VILNIUS - Lithuania has provided quite a number of comments to the European Commission as the latter is drafting new guidelines on how the existing EU sanctions for Russia should apply to the transit of goods to Kaliningrad, Lithuanian Prime Minister Ingrida Simonyte says.

Lithuanian leaders met at the Presidential Palace on Monday and agreed on "key principles and provisions" for consultations with the EC. The Commission is still drafting the document and Lithuania had the opportunity to comment on it over the weekend, Simonyte said.

"Lithuania made a number of comments to the Commission, but since the work is ongoing, I wouldn't want to comment any further," the prime minister told reporters at the Seimas on Monday.

In her words, the EC had sent a document which, Lithuania's representatives maintain, "has a lot of uncertainties and causes additional problems".

"We drew the EC's attention to all these problems, as far as we know, the work is ongoing," Simonyte added.

Earlier this month, Lithuania restricted the transit of steel and ferrous metals to Kaliningrad when the existing EU sanctions came into force, and said it did so in line with the EC's clarification.

Moscow says the transit restrictions violate international agreements and has threatened to retaliate.

In response to the situation, the EC is currently preparing updated guidelines on the sanctions implementation.

"Perhaps that position is being amended or effort to do so is being made after somehow someone got surprised that the regulation could be interpreted the way it is being applied right now.
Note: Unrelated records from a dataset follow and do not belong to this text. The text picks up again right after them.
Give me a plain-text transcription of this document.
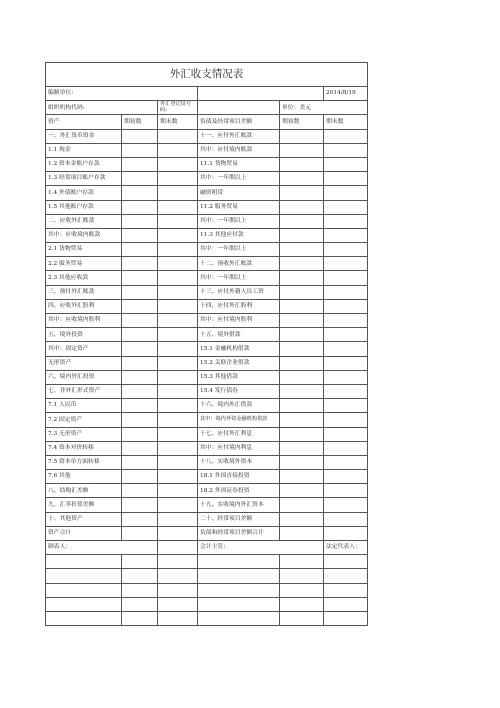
外汇收支情况表					
编制单位:					2014/8/19
组织机构代码:		外汇登记证号码:		单位：美元	
资产	期初数	期末数	负债及经常项目差额	期初数	期末数
一、外汇货币资金			十一、应付外汇账款		
1.1 现金			其中：应付境内账款		
1.2 资本金账户存款			11.1 货物贸易		
1.3 经常项目账户存款			其中：一年期以上		
1.4 外债账户存款			融资租赁		
1.5 其他账户存款			11.2 服务贸易		
二、应收外汇账款			其中：一年期以上		
其中：应收境内账款			11.3 其他应付款		
2.1 货物贸易			其中：一年期以上		
2.2 服务贸易			十二、预收外汇账款		
2.3 其他应收款			其中：一年期以上		
三、预付外汇账款			十三、应付外籍人员工资		
四、应收外汇股利			十四、应付外汇股利		
其中：应收境内股利			其中：应付境内股利		
五、境外投资			十五、境外借款		
其中：固定资产			15.1 金融机构借款		
无形资产			15.2 关联企业借款		
六、境内外汇投资			15.3 其他借款		
七、非外汇形式资产			15.4 发行债券		
7.1 人民币			十六、境内外汇借款		
7.2 固定资产			其中：境内外资金融机构借款		
7.3 无形资产			十七、应付外汇利息		
7.4 资本对价转移			其中：应付境内利息		
7.5 资本单方面转移			十八、实收境外资本		
7.6 其他			18.1 外国直接投资		
八、结购汇差额			18.2 外国证券投资		
九、汇率折算差额			十九、实收境内外汇资本		
十、其他资产			二十、经常项目差额		
资产合计			负债和经常项目差额合计		
制表人：			会计主管：		法定代表人：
It seems to me that this should not be very surprising, but this is usually the case in life, and it seems to me that it is not only in this case when two lawyers can have two different interpretations of the same text," Simonyte said.

One of the issues that is now being addressed is the application of the sanctions to different groups of sanctioned goods.

"We certainly cannot have inconsistent positions as we believe there's no difference. The main difference of the regulation's application to different goods is only in the time when the transitional periods expire," she said.